Reconnaissante malgré tout
De son propre aveu, la sexagénaire est esseulée, dépressive, insomniaque, menaçante. Elle s’automédique et développe des pensées suicidaires. Patrizia viendra témoigner au Tribunal de Montbenon, refusant toutefois d’être confrontée à celle qui l’a tant abîmée et pour laquelle elle exhortera la Cour criminelle à être clémente. Elle confirmera les menaces de mort, les somnifères, l’alcool, la violence, le côté borderline de celle qui l’a enfantée, mais évoquera aussi sa reconnaissance «pour tout ce qu’elle a pu me donner. Aujourd’hui, c’est son jugement, mais c’est aussi le mien. Quoi qu’elle ait fait, ça reste ma mère. Il n’y a pas une seconde où ça ne me touche pas de la savoir là-bas (ndlr. à la prison de Lonay)».
Préméditation écartée
La prévenue écopera de 8 ans ferme pour tentative d’assassinat en première instance. Saisie, la Cour d’appel pénale du Tribunal cantonal confirmera la quotité de la peine et la qualification juridique. En revanche, les juges cantonaux écartent l’acte prémédité. Il restait donc à la défense de la condamnée le Tribunal fédéral (TF) pour essayer de commuer l’infraction en tentative de meurtre et diminuer la sanction. En vain. Le TF a estimé que la mère de Patrizia avait agi en étant mue par ses propres frustrations et au mépris de la vie d’autrui, même si elle avait appelé les secours après avoir tiré et malgré une diminution moyenne de responsabilité pénale retenue par les experts psychiatres.»

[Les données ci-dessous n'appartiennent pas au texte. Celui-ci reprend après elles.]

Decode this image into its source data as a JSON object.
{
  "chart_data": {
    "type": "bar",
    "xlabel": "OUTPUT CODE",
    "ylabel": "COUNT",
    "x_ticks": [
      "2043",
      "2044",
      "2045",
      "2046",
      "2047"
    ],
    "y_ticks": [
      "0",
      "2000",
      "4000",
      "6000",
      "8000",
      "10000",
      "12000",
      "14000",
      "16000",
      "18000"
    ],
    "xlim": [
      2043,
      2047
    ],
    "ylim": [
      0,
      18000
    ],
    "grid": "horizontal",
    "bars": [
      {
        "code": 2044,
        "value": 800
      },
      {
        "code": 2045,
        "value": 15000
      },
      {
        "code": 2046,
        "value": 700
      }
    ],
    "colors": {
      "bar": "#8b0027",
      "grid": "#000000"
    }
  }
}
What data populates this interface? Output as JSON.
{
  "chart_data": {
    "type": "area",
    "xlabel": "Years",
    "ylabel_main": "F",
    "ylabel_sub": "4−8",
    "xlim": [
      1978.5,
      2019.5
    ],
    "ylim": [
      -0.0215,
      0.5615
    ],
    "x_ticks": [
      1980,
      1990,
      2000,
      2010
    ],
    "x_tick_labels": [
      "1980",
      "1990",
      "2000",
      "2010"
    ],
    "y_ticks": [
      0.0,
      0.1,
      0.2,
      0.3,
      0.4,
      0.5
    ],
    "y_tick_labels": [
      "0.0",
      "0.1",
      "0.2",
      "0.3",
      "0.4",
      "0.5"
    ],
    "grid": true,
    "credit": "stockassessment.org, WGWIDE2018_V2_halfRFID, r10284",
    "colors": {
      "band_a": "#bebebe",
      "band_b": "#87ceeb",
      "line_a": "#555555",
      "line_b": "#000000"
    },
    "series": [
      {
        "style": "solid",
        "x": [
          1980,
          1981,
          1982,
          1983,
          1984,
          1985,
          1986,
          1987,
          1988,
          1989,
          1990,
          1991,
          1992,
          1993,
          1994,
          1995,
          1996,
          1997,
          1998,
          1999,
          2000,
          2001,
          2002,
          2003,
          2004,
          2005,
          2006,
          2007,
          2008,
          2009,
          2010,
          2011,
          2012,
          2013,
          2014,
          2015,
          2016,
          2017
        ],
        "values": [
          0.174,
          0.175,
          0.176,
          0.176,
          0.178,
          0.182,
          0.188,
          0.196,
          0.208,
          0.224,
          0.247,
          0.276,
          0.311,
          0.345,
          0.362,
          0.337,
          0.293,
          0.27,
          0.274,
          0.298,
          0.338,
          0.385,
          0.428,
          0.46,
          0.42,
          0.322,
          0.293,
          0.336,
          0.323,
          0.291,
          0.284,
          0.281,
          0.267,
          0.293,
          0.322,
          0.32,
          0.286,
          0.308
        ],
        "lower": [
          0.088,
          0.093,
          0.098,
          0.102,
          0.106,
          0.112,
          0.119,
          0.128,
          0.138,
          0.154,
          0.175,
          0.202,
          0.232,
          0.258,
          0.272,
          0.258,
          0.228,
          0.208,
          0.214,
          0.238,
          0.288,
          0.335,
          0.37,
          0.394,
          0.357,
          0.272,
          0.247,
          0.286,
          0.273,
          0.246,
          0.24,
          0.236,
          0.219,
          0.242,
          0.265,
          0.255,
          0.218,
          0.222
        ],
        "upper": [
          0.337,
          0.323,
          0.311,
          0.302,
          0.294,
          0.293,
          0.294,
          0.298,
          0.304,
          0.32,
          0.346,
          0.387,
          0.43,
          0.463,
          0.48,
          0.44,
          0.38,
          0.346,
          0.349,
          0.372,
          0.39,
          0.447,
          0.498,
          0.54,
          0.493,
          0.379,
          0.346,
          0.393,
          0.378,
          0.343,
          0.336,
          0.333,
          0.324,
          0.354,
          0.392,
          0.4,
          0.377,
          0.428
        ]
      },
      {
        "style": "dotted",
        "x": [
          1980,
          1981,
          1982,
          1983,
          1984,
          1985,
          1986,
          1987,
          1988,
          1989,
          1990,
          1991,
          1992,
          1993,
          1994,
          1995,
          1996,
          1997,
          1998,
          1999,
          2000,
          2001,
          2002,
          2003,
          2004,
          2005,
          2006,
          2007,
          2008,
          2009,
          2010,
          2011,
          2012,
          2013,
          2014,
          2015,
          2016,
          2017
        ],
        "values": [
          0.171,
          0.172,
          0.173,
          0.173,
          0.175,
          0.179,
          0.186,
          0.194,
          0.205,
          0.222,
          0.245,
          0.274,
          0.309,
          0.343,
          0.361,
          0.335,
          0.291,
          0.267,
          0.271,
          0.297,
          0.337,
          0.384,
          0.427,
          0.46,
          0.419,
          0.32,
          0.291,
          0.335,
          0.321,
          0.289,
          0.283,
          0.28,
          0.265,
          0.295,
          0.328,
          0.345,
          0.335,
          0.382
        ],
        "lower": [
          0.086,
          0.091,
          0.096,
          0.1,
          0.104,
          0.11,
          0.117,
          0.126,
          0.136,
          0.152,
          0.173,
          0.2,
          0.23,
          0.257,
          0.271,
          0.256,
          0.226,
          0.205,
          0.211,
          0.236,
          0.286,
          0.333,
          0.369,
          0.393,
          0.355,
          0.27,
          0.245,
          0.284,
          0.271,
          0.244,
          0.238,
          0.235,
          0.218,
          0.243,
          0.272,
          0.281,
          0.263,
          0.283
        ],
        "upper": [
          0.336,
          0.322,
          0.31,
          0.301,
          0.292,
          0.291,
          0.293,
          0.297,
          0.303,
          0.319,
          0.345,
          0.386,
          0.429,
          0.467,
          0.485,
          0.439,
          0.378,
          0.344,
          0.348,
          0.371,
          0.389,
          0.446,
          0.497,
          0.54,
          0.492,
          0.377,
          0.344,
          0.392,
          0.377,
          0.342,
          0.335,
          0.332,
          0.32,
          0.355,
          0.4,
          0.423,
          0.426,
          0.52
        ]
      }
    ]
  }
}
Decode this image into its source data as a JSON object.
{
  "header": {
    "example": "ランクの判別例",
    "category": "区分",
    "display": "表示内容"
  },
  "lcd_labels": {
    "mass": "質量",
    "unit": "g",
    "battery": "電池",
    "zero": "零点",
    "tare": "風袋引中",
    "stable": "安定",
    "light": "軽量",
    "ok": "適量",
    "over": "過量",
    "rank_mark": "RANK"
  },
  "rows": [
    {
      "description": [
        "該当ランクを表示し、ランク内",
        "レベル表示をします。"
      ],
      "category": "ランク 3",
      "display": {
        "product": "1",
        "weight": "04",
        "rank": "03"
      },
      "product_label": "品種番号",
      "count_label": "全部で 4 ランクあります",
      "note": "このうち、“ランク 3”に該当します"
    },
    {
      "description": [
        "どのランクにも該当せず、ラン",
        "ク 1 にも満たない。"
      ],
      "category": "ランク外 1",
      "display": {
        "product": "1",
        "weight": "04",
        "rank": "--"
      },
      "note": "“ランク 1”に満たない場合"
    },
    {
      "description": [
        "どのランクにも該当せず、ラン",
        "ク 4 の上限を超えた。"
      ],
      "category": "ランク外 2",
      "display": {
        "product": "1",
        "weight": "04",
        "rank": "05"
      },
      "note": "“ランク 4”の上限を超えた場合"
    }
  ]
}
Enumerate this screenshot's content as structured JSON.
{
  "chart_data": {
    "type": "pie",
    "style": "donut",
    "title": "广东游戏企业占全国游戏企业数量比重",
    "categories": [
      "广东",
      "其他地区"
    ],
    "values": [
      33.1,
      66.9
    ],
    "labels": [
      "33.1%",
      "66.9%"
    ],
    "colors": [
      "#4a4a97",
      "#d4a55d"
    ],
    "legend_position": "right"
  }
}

Pas de traitement de faveur
Lematin.ch a appris que la criminelle avait recouvré la liberté et avait pu quitter sa cellule de la Prison de la Tuilière à Lonay (VD). Ce que nous confirme son avocat, Me Fabien Mingard. Il ne s’agit pas là d’un traitement de faveur ou d’une demande anticipée de libération conditionnelle. La détenue a tout simplement déjà purgé les deux tiers de sa peine, soit 5 ans et quelques mois depuis sa mise en détention provisoire en juin 2017. Et peut dès lors bénéficier d’une mise en liberté conditionnelle, assortie d’un délai d’épreuve d’un peu plus de deux ans et demi qui correspondent au reste de sa condamnation. Une décision émanant du Collège des juges d’application des peines du canton de Vaud atteste de sa relaxe.
Expulsée en Italie
Il y a trois semaines, la ressortissante italienne, 67 ans dans quelques jours, a été conduite au Tessin pour passer la frontière vers l’Italie. Lors de son jugement, elle avait aussi été sanctionnée par une expulsion du territoire helvétique pour une durée de quinze ans. Elle s’est installée dans la région de Milan d’où elle est originaire. Si elle ne commet aucune autre infraction durant son sursis et ne remet pas les pieds en Suisse, la mère de Patrizia ne repassera pas par la case prison. Mère et fille se sont souvent parlé par téléphone ou écrit durant les premières années après la tragédie. Elles ne se sont par contre jamais revues. Aujourd’hui, conseillère communale lausannoise UDC, la belle battante de 32 ans a choisi de laisser le passé derrière elle.